In fact, increasing campus and near-campus housing was one of the key elements in enhancing the quality of the undergraduate experience during the ’90s, when Mark Yudof was the University president, according to the survey.

Yet many commuters like Johnson said they feel they are getting a full college experience.

If students want to enhance their college experience, they can join student groups, work an on-campus job, join study groups or do service learning, said Laura Knudson, a student activities adviser.

“Commuters can get a full college experience,” she said. “They just need to take a proactive approach.”

Rosalind Clifford, a commuter from Saint Francis, and officer of the student group Commuter Connection, said the only thing she misses out on is Gophers After Dark because she would get home too late. She often hosts and attends Commuter Connection events on campus such as bagel breakfasts, pizza lunches and casino night.

“I feel much more involved now, and I get leadership skills by planning events,” said the biology, society and the environment sophomore.

Johnson said since she joined Commuter Connection, she experiences a social atmosphere by hanging out in the group’s room in Coffman Union.

“I felt more secluded before,” she said. “But now I come in here and know people from campus and classes, and we can study together.”

Clifford said she thinks commuters meet more people than students who live on or near campus.

“When you ride the bus you meet a diverse range of people,” she said.

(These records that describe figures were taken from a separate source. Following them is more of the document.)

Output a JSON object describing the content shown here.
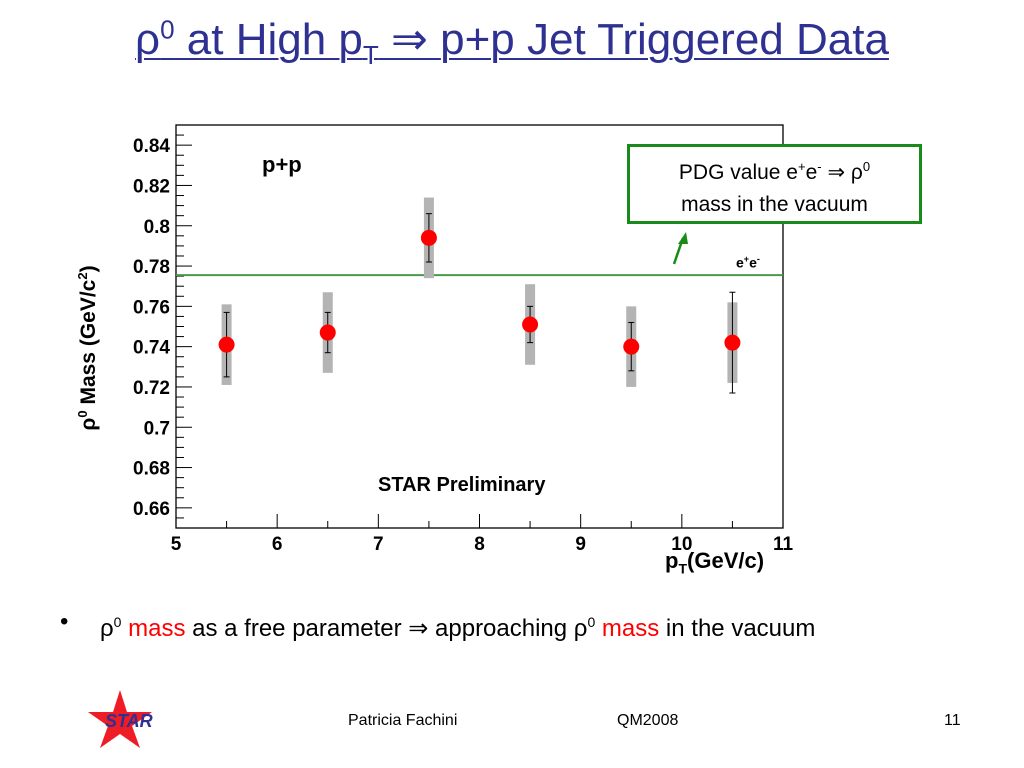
{
  "slide": {
    "title_prefix": "ρ",
    "title_sup": "0",
    "title_mid": " at High p",
    "title_sub": "T",
    "title_arrow": " ⇒ ",
    "title_suffix": "p+p Jet Triggered Data",
    "bullet": {
      "marker": "•",
      "rho1": "ρ",
      "sup1": "0",
      "mass1": "mass",
      "text_mid": " as a free parameter ⇒ approaching ρ",
      "sup2": "0",
      "mass2": "mass",
      "text_end": " in the vacuum"
    },
    "footer": {
      "logo_text": "STAR",
      "author": "Patricia Fachini",
      "conference": "QM2008",
      "page": "11"
    },
    "colors": {
      "title": "#2e3192",
      "emphasis": "#ff0000",
      "pdg_line": "#4a9a4a",
      "box": "#1a8a1a"
    }
  },
  "chart_data": {
    "type": "scatter",
    "ylabel_main": "ρ",
    "ylabel_sup0": "0",
    "ylabel_rest": " Mass (GeV/c",
    "ylabel_sup2": "2",
    "ylabel_close": ")",
    "xlabel_main": "p",
    "xlabel_sub": "T",
    "xlabel_rest": "(GeV/c)",
    "xlim": [
      5,
      11
    ],
    "ylim": [
      0.65,
      0.85
    ],
    "xticks": [
      5,
      6,
      7,
      8,
      9,
      10,
      11
    ],
    "yticks": [
      0.66,
      0.68,
      0.7,
      0.72,
      0.74,
      0.76,
      0.78,
      0.8,
      0.82,
      0.84
    ],
    "ytick_labels": [
      "0.66",
      "0.68",
      "0.7",
      "0.72",
      "0.74",
      "0.76",
      "0.78",
      "0.8",
      "0.82",
      "0.84"
    ],
    "points": [
      {
        "x": 5.5,
        "y": 0.741,
        "stat": 0.016,
        "sys": 0.02
      },
      {
        "x": 6.5,
        "y": 0.747,
        "stat": 0.01,
        "sys": 0.02
      },
      {
        "x": 7.5,
        "y": 0.794,
        "stat": 0.012,
        "sys": 0.02
      },
      {
        "x": 8.5,
        "y": 0.751,
        "stat": 0.009,
        "sys": 0.02
      },
      {
        "x": 9.5,
        "y": 0.74,
        "stat": 0.012,
        "sys": 0.02
      },
      {
        "x": 10.5,
        "y": 0.742,
        "stat": 0.025,
        "sys": 0.02
      }
    ],
    "reference_line": {
      "y": 0.7755,
      "label_main": "e",
      "label_sup1": "+",
      "label_mid": "e",
      "label_sup2": "-"
    },
    "annotations": {
      "system": "p+p",
      "preliminary": "STAR Preliminary",
      "pdg_line1_a": "PDG value e",
      "pdg_line1_sup1": "+",
      "pdg_line1_b": "e",
      "pdg_line1_sup2": "-",
      "pdg_line1_c": " ⇒ ρ",
      "pdg_line1_sup3": "0",
      "pdg_line2": "mass in the vacuum"
    }
  }
}
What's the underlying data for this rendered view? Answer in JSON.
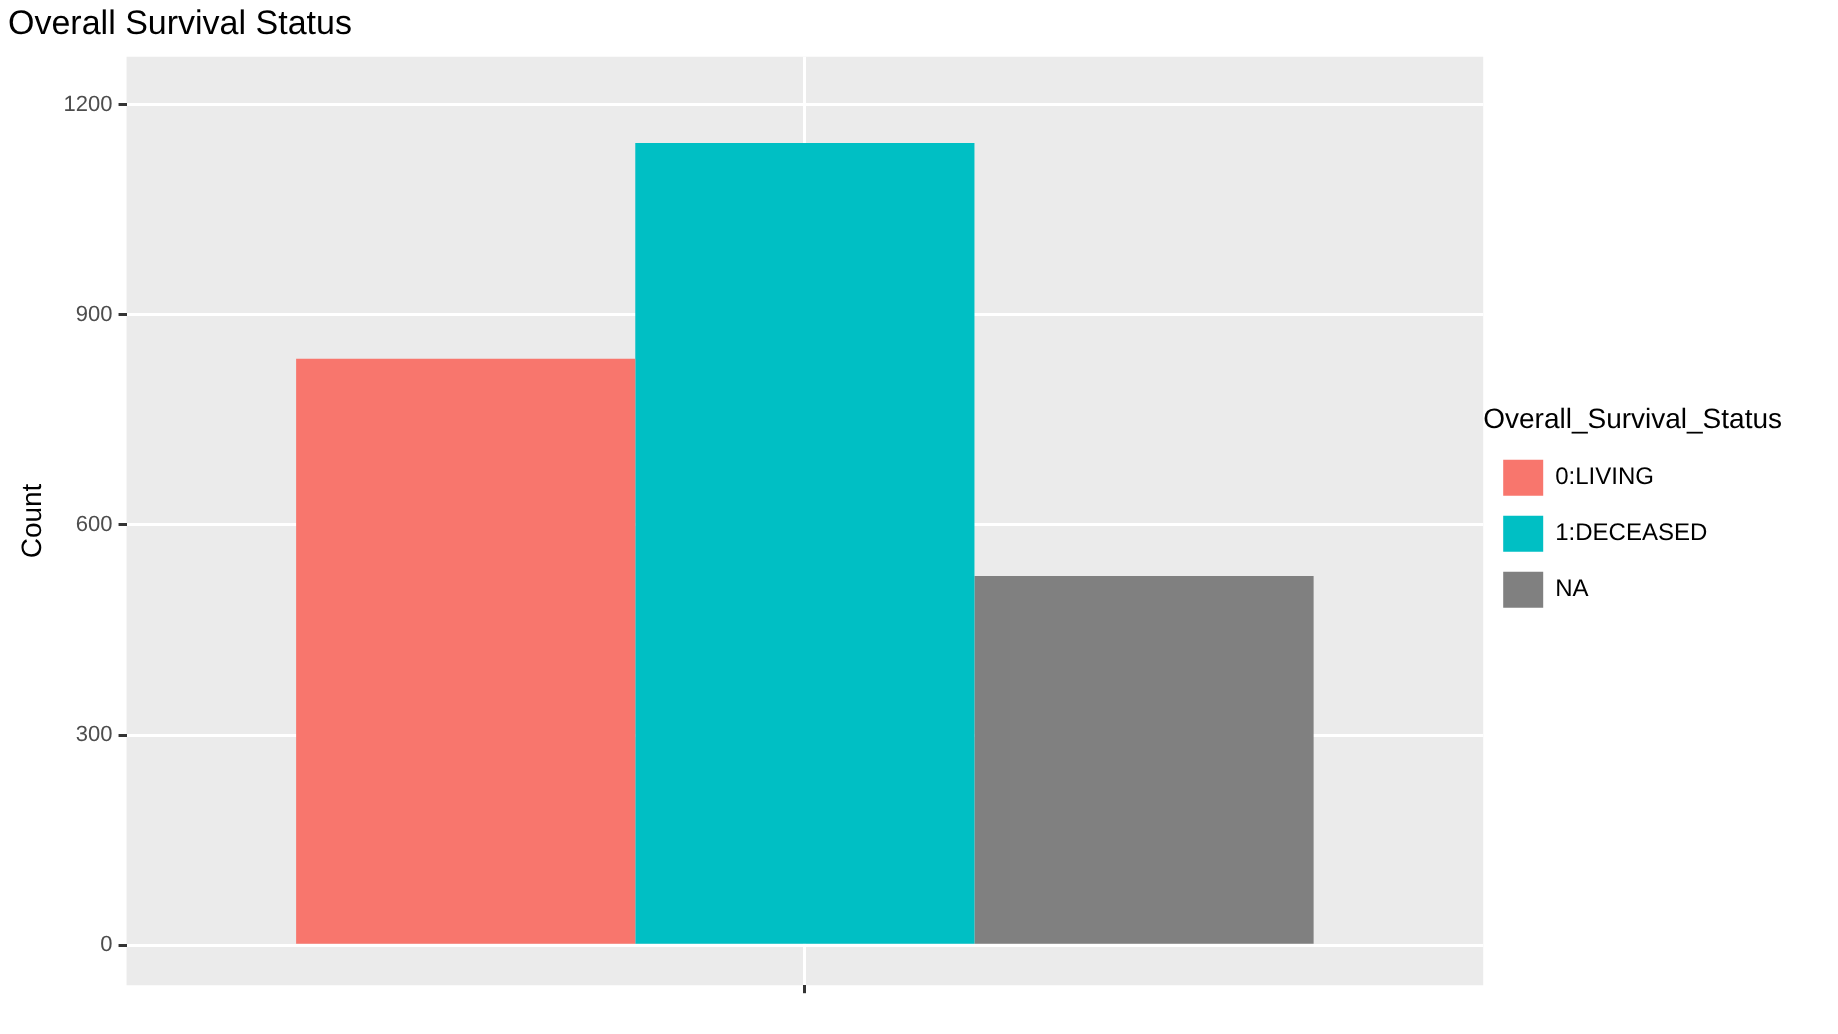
{
  "chart_data": {
    "type": "bar",
    "title": "Overall Survival Status",
    "ylabel": "Count",
    "legend_title": "Overall_Survival_Status",
    "categories": [
      null
    ],
    "series": [
      {
        "name": "0:LIVING",
        "color": "#f8766d",
        "values": [
          837
        ]
      },
      {
        "name": "1:DECEASED",
        "color": "#00bfc4",
        "values": [
          1145
        ]
      },
      {
        "name": "NA",
        "color": "#808080",
        "values": [
          527
        ]
      }
    ],
    "ylim": [
      -57,
      1268
    ],
    "yticks": [
      0,
      300,
      600,
      900,
      1200
    ],
    "grid": true,
    "legend": "right"
  }
}
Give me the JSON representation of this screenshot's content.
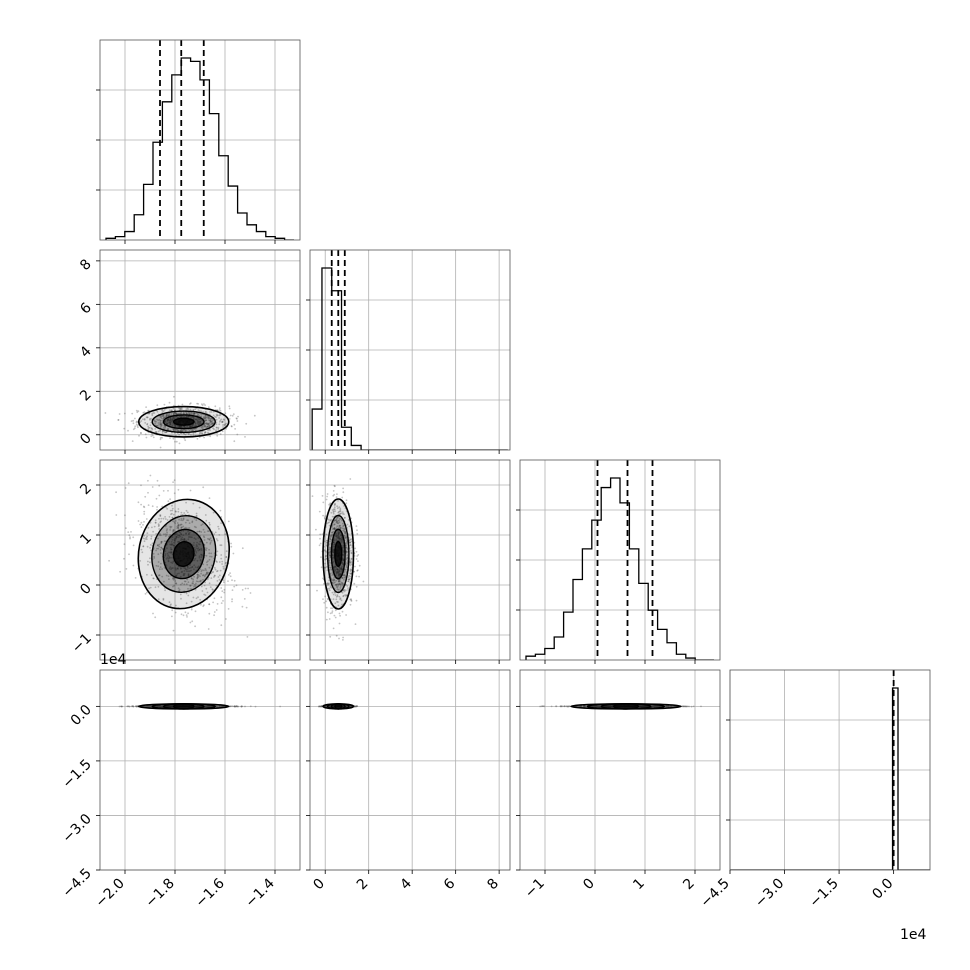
{
  "chart_data": {
    "type": "corner",
    "dim": 4,
    "grid": true,
    "axes": [
      {
        "range": [
          -2.1,
          -1.3
        ],
        "ticks": [
          -2.0,
          -1.8,
          -1.6,
          -1.4
        ],
        "tick_labels": [
          "−2.0",
          "−1.8",
          "−1.6",
          "−1.4"
        ],
        "quantiles": [
          -1.86,
          -1.775,
          -1.685
        ],
        "hist_counts": [
          1,
          2,
          5,
          15,
          33,
          58,
          82,
          98,
          108,
          106,
          95,
          75,
          50,
          32,
          16,
          9,
          5,
          2,
          1,
          0
        ],
        "mean": -1.765,
        "sd": 0.09
      },
      {
        "range": [
          -0.7,
          8.5
        ],
        "ticks": [
          0,
          2,
          4,
          6,
          8
        ],
        "tick_labels": [
          "0",
          "2",
          "4",
          "6",
          "8"
        ],
        "quantiles": [
          0.3,
          0.6,
          0.9
        ],
        "hist_counts": [
          18,
          80,
          70,
          10,
          2,
          0,
          0,
          0,
          0,
          0,
          0,
          0,
          0,
          0,
          0,
          0,
          0,
          0,
          0,
          0
        ],
        "mean": 0.6,
        "sd": 0.35
      },
      {
        "range": [
          -1.5,
          2.5
        ],
        "ticks": [
          -1,
          0,
          1,
          2
        ],
        "tick_labels": [
          "−1",
          "0",
          "1",
          "2"
        ],
        "quantiles": [
          0.05,
          0.65,
          1.15
        ],
        "hist_counts": [
          2,
          3,
          6,
          12,
          25,
          42,
          58,
          73,
          90,
          95,
          82,
          58,
          40,
          26,
          16,
          9,
          3,
          1,
          0,
          0
        ],
        "mean": 0.62,
        "sd": 0.55
      },
      {
        "range": [
          -4.5,
          1.0
        ],
        "ticks": [
          -4.5,
          -3.0,
          -1.5,
          0.0
        ],
        "tick_labels": [
          "−4.5",
          "−3.0",
          "−1.5",
          "0.0"
        ],
        "offset_label": "1e4",
        "quantiles": [
          0.0
        ],
        "hist_counts": [
          0,
          0,
          0,
          0,
          0,
          0,
          0,
          0,
          0,
          0,
          0,
          0,
          0,
          0,
          0,
          0,
          0,
          0,
          1,
          0
        ],
        "mean": 0.0,
        "sd": 0.02
      }
    ],
    "offset_labels": [
      {
        "row": 3,
        "col": 0,
        "text": "1e4"
      },
      {
        "row": 3,
        "col": 3,
        "text": "1e4"
      }
    ]
  },
  "colors": {
    "line": "#000000",
    "grid": "#b0b0b0",
    "frame": "#000000",
    "fill": "#000000"
  }
}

However, Josh Mann, a community adviser at Sanford Hall, and Jack Petty, a community adviser at Middlebrook Hall, both said students who live on or near campus can meet people and have more opportunities to hang out with them because they don’t have to leave campus.

“It’s an ego boost to walk around campus and see a sea of people and see 10 people you know,” Petty, a mechanical engineering senior, said.

It’s also easier for students to attend events and join organizations when they live on or near campus, Mann, a history and political science senior, said.

“If you get on a bus and go home to the suburbs, you’re probably not going to go back to a sporting event,” he said.

But there is still disparity in the different forms of on-campus and near-campus housing. Petty said even living in an apartment can’t give students a full college experience.

“Apartments are a different world,” he said. “It’s hard to reach that ground of knocking on someone’s door and saying, ‘Hi, I’m new here.’ In dorms, it’s totally legit to go knock on someone’s door.”

Emily Schreiner, a sixth-year history student, said she’s glad she lived on campus for three years at Iowa State University, because she learned to be independent.

Now she commutes from Lino Lakes because, she said, “I’m past the point where I feel like I have to be on campus to get what I need.”

Still, she said it’s hard for her to find buses to campus, and parking is expensive.

Laura Knudson said the quality of a commuter’s college experience can be enhanced if people at the University ensure that programs, activities and events are available and attractive to commuter students.